I had Win11 running in a vm, and just the amount of ads it would show in the task bar or notifications at idle leaves me flabbergasted.

3 comments

While using Windows 11 for my gaming PC (my only windows device) I used a debloat script [1] to keep it free of all the garbage it came with. I eventually moved to EndeavorOS and never looked back.

[1] https://github.com/Raphire/Win11Debloat

They keep putting new stuff in as well!

Most recently, ads on your lock screen which aren't obvious how to disable.

And, even when you do find out how to disable them, they randomly re-enable them after updates or reboots just so you stay miserable.
Ah yes, the Facebook dark pattern. "Oops we reset it to defaults! Again! So sorry!"

Except nobody apologizes anymore; we've gotten used to it.
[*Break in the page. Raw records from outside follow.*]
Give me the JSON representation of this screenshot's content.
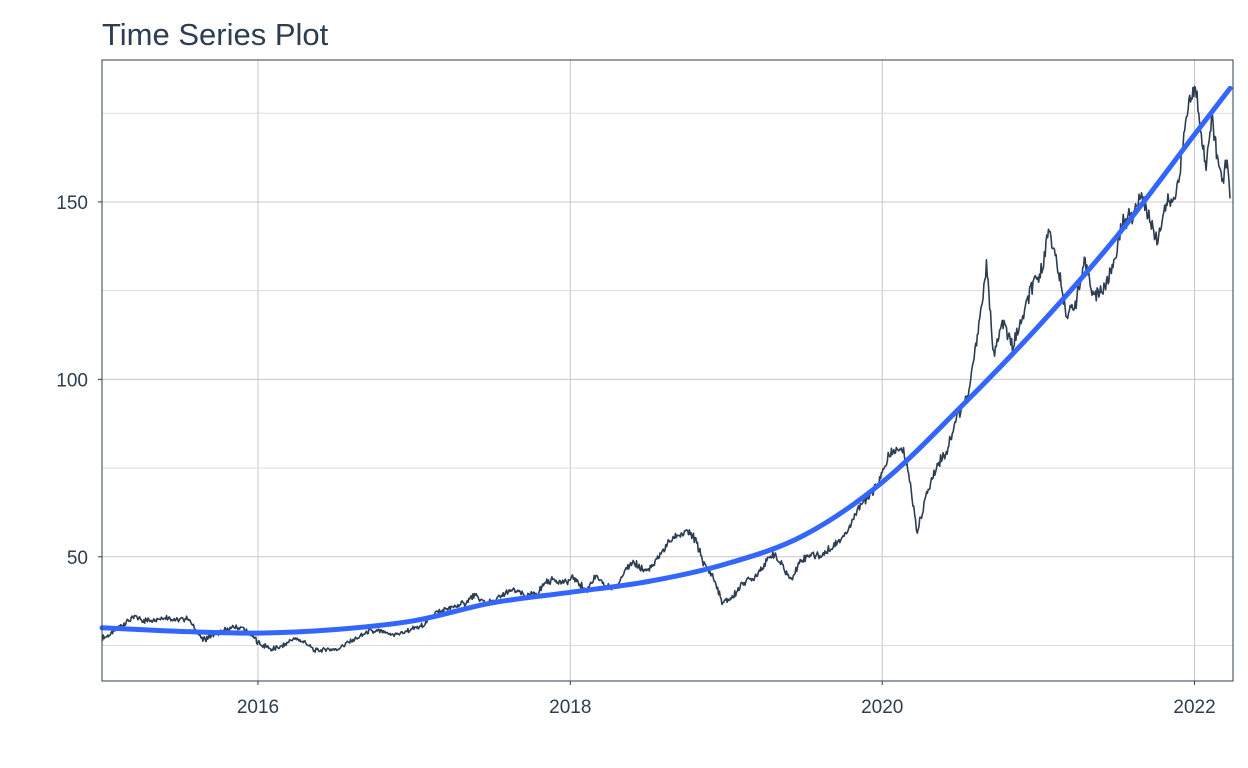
{
  "chart_data": {
    "type": "line",
    "title": "Time Series Plot",
    "xlabel": "",
    "ylabel": "",
    "x_scale": "date",
    "xlim": [
      "2015-01-01",
      "2022-04-01"
    ],
    "ylim": [
      15,
      190
    ],
    "x_ticks": [
      {
        "date": "2016-01-01",
        "label": "2016"
      },
      {
        "date": "2018-01-01",
        "label": "2018"
      },
      {
        "date": "2020-01-01",
        "label": "2020"
      },
      {
        "date": "2022-01-01",
        "label": "2022"
      }
    ],
    "y_ticks": [
      {
        "value": 50,
        "label": "50"
      },
      {
        "value": 100,
        "label": "100"
      },
      {
        "value": 150,
        "label": "150"
      }
    ],
    "grid": true,
    "legend": "none",
    "colors": {
      "series": "#2c3e50",
      "smooth": "#3366ff",
      "grid": "#c8c8c8",
      "text": "#2c3e50"
    },
    "series": [
      {
        "role": "observed",
        "points": [
          [
            "2015-01-02",
            27
          ],
          [
            "2015-01-20",
            28
          ],
          [
            "2015-02-10",
            30
          ],
          [
            "2015-03-01",
            32
          ],
          [
            "2015-03-20",
            33
          ],
          [
            "2015-04-15",
            32
          ],
          [
            "2015-05-10",
            32.5
          ],
          [
            "2015-06-05",
            33
          ],
          [
            "2015-07-01",
            32
          ],
          [
            "2015-07-20",
            33
          ],
          [
            "2015-08-15",
            28
          ],
          [
            "2015-08-25",
            26.5
          ],
          [
            "2015-09-15",
            28
          ],
          [
            "2015-10-10",
            29
          ],
          [
            "2015-11-05",
            30
          ],
          [
            "2015-11-25",
            30
          ],
          [
            "2015-12-15",
            28
          ],
          [
            "2016-01-10",
            25
          ],
          [
            "2016-02-05",
            24
          ],
          [
            "2016-03-01",
            25
          ],
          [
            "2016-03-25",
            27
          ],
          [
            "2016-04-20",
            26
          ],
          [
            "2016-05-12",
            23.5
          ],
          [
            "2016-06-10",
            24
          ],
          [
            "2016-07-05",
            24
          ],
          [
            "2016-07-30",
            26
          ],
          [
            "2016-08-20",
            27
          ],
          [
            "2016-09-15",
            29
          ],
          [
            "2016-10-10",
            29
          ],
          [
            "2016-11-05",
            28
          ],
          [
            "2016-12-01",
            28.5
          ],
          [
            "2016-12-25",
            29.5
          ],
          [
            "2017-01-20",
            30.5
          ],
          [
            "2017-02-15",
            34
          ],
          [
            "2017-03-10",
            35
          ],
          [
            "2017-04-05",
            36
          ],
          [
            "2017-05-01",
            37
          ],
          [
            "2017-05-20",
            39
          ],
          [
            "2017-06-15",
            37
          ],
          [
            "2017-07-10",
            37.5
          ],
          [
            "2017-08-05",
            40
          ],
          [
            "2017-08-25",
            40.5
          ],
          [
            "2017-09-20",
            39
          ],
          [
            "2017-10-15",
            39.5
          ],
          [
            "2017-11-05",
            43
          ],
          [
            "2017-11-25",
            43.5
          ],
          [
            "2017-12-20",
            42.5
          ],
          [
            "2018-01-10",
            44
          ],
          [
            "2018-02-08",
            40.5
          ],
          [
            "2018-02-28",
            44.5
          ],
          [
            "2018-03-25",
            41.5
          ],
          [
            "2018-04-20",
            41.5
          ],
          [
            "2018-05-10",
            47
          ],
          [
            "2018-06-05",
            48
          ],
          [
            "2018-06-25",
            46
          ],
          [
            "2018-07-15",
            47.5
          ],
          [
            "2018-08-01",
            51
          ],
          [
            "2018-08-20",
            54
          ],
          [
            "2018-09-10",
            56
          ],
          [
            "2018-10-01",
            57
          ],
          [
            "2018-10-20",
            55
          ],
          [
            "2018-11-10",
            48
          ],
          [
            "2018-11-30",
            44.5
          ],
          [
            "2018-12-24",
            37
          ],
          [
            "2019-01-15",
            38.5
          ],
          [
            "2019-02-10",
            43
          ],
          [
            "2019-03-05",
            44
          ],
          [
            "2019-03-25",
            47
          ],
          [
            "2019-04-20",
            51
          ],
          [
            "2019-05-10",
            48
          ],
          [
            "2019-06-01",
            43.5
          ],
          [
            "2019-06-25",
            49
          ],
          [
            "2019-07-20",
            51
          ],
          [
            "2019-08-10",
            50
          ],
          [
            "2019-08-30",
            52
          ],
          [
            "2019-09-20",
            54.5
          ],
          [
            "2019-10-15",
            58
          ],
          [
            "2019-11-05",
            64
          ],
          [
            "2019-11-25",
            66
          ],
          [
            "2019-12-20",
            70
          ],
          [
            "2020-01-15",
            78
          ],
          [
            "2020-02-05",
            80
          ],
          [
            "2020-02-20",
            80
          ],
          [
            "2020-03-05",
            72
          ],
          [
            "2020-03-23",
            57
          ],
          [
            "2020-04-10",
            66
          ],
          [
            "2020-05-05",
            75
          ],
          [
            "2020-06-01",
            80
          ],
          [
            "2020-06-25",
            90
          ],
          [
            "2020-07-20",
            95
          ],
          [
            "2020-08-05",
            108
          ],
          [
            "2020-08-20",
            120
          ],
          [
            "2020-09-01",
            132
          ],
          [
            "2020-09-18",
            107
          ],
          [
            "2020-10-10",
            116
          ],
          [
            "2020-11-01",
            109
          ],
          [
            "2020-11-25",
            117
          ],
          [
            "2020-12-15",
            126
          ],
          [
            "2021-01-05",
            129
          ],
          [
            "2021-01-26",
            143
          ],
          [
            "2021-02-15",
            131
          ],
          [
            "2021-03-08",
            118
          ],
          [
            "2021-04-01",
            123
          ],
          [
            "2021-04-20",
            133
          ],
          [
            "2021-05-12",
            123
          ],
          [
            "2021-06-05",
            126
          ],
          [
            "2021-06-28",
            134
          ],
          [
            "2021-07-20",
            145
          ],
          [
            "2021-08-10",
            146
          ],
          [
            "2021-08-30",
            153
          ],
          [
            "2021-09-20",
            144
          ],
          [
            "2021-10-05",
            139
          ],
          [
            "2021-10-25",
            149
          ],
          [
            "2021-11-15",
            150
          ],
          [
            "2021-12-01",
            162
          ],
          [
            "2021-12-15",
            176
          ],
          [
            "2022-01-03",
            182
          ],
          [
            "2022-01-15",
            172
          ],
          [
            "2022-01-28",
            159
          ],
          [
            "2022-02-10",
            175
          ],
          [
            "2022-02-25",
            161
          ],
          [
            "2022-03-08",
            155
          ],
          [
            "2022-03-18",
            163
          ],
          [
            "2022-03-25",
            151
          ]
        ]
      },
      {
        "role": "smoothed",
        "points": [
          [
            "2015-01-01",
            30
          ],
          [
            "2015-07-01",
            29
          ],
          [
            "2016-01-01",
            28.5
          ],
          [
            "2016-07-01",
            29.5
          ],
          [
            "2017-01-01",
            32
          ],
          [
            "2017-07-01",
            37
          ],
          [
            "2018-01-01",
            40
          ],
          [
            "2018-07-01",
            43
          ],
          [
            "2019-01-01",
            48
          ],
          [
            "2019-07-01",
            56
          ],
          [
            "2020-01-01",
            71
          ],
          [
            "2020-07-01",
            92
          ],
          [
            "2021-01-01",
            115
          ],
          [
            "2021-07-01",
            140
          ],
          [
            "2022-01-01",
            169
          ],
          [
            "2022-03-25",
            182
          ]
        ]
      }
    ]
  }
}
What's more flabbergasting is that there are no real alternatives to Windows that are as accessible (price wise and technically speaking). Macs are too expensive. Linux is out of the question for the average user since drivers tend to not work out of the box on several machines, and more importantly because Microsoft Office does not work on Linux. Most people (who aren't retired) need a computer where they can create and edit documents (pptx, docx, xlsx) that they can share with others. Linux prevents them from doing this. Using only Google docs has not caught on for the average user, sadly.
>Using only Google docs has not caught on for the average user, sadly.
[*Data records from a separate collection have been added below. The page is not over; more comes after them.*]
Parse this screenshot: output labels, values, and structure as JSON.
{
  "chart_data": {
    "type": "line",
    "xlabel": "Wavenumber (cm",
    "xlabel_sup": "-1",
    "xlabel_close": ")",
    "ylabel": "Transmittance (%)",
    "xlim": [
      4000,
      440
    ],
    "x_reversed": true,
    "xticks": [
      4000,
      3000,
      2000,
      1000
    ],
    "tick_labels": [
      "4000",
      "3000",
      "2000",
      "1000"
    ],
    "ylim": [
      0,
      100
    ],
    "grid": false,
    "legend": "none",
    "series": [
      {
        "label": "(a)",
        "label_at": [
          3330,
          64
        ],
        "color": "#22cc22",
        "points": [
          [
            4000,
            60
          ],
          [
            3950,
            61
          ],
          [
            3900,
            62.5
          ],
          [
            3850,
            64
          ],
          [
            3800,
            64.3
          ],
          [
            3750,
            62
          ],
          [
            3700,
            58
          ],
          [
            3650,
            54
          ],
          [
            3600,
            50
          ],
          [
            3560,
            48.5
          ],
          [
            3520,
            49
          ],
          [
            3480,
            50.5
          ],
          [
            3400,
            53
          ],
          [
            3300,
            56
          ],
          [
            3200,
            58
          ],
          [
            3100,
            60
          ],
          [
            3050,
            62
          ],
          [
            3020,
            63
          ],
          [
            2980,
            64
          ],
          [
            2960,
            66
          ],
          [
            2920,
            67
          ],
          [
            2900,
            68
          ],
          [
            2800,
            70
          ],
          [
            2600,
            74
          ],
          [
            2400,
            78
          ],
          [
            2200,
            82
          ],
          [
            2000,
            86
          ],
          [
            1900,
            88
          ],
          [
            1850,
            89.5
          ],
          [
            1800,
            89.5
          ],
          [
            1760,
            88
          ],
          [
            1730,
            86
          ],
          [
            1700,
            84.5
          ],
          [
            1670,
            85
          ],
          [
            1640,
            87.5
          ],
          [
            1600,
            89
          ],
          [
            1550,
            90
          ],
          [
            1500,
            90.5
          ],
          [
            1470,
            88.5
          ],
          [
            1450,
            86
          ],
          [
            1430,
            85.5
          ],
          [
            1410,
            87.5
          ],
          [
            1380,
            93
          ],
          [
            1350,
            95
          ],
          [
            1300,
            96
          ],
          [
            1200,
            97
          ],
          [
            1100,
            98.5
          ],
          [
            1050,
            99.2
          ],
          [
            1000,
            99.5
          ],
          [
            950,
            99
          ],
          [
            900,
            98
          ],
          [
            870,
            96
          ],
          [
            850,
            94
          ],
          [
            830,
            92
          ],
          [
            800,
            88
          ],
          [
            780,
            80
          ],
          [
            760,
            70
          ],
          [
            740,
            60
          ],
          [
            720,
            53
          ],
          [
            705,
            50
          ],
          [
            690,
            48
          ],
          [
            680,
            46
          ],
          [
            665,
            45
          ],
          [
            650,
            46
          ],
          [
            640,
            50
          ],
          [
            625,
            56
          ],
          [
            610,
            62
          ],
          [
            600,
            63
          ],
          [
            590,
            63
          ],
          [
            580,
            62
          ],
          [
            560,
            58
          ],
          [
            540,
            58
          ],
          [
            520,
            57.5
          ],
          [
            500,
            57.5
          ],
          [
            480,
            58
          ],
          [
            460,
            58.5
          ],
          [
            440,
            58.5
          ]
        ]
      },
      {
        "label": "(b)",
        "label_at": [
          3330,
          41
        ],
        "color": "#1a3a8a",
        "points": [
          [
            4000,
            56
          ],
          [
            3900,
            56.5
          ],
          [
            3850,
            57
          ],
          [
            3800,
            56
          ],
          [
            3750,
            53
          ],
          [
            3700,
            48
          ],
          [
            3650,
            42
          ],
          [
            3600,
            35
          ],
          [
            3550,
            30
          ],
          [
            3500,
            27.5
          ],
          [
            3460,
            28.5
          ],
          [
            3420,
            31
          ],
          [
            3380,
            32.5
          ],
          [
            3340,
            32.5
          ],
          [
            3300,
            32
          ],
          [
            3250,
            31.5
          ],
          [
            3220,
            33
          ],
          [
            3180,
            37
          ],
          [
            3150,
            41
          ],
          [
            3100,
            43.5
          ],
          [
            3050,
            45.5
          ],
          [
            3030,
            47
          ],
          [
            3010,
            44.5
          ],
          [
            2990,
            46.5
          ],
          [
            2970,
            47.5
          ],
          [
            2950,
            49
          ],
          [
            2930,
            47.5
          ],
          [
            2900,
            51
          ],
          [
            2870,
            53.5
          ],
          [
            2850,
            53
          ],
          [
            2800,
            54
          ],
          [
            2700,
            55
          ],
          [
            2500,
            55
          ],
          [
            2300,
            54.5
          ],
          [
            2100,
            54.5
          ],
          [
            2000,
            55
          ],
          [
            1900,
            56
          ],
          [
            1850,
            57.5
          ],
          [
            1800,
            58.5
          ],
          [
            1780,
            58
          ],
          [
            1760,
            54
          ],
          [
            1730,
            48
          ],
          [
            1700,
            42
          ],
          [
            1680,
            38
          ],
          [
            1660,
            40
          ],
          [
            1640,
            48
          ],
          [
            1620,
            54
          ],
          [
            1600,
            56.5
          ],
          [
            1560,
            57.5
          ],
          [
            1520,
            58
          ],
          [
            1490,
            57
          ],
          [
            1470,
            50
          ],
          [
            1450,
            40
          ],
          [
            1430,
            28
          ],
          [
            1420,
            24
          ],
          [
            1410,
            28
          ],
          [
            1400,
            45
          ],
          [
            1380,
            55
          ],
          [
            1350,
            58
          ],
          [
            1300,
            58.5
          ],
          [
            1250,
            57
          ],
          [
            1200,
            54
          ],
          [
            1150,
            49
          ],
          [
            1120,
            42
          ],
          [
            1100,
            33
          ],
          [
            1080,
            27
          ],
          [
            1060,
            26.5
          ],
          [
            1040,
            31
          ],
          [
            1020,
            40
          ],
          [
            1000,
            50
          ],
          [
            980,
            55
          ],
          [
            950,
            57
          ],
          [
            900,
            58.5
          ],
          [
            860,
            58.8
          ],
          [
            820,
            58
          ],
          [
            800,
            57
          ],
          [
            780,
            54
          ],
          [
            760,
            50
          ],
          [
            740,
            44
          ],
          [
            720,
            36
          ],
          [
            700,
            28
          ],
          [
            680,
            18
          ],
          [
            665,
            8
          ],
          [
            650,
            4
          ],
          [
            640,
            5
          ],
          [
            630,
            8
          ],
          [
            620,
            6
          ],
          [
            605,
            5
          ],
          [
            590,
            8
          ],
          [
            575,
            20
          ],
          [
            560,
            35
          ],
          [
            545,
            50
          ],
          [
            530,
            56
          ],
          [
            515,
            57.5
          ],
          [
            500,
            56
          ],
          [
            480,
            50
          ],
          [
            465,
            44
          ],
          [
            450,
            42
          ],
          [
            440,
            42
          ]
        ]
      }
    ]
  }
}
I'm not sure I'd agree. Most people I know use Google docs by default since nearly everyone can access and unlike M365, it's free.

But most enterprises that I've had experience with use Microsoft Office and not Google Sheets?
> because Microsoft Office does not work on Linux.

Hasn't Microsoft Office (or whatever concoction of 365, copilot and other eterprise-ish words they call it today) been turned into a web app over the last 15 years? Isn't it perfectly usable for like 99% of users?

Indeed, I'm regularly dumbfounded that enterprise users put up with this. In a business environment, it would have been unthinkable 20 years ago.
They should be using Windows 11 Enterprise, where those features can be disabled easily with Group Policy.
> implying the outsourced IT dept. or anyone with authority over them gives a fuck anymore
Enterprise licenses have some of this disabled by default. At minimum, a competent IT group can configure these by group policy.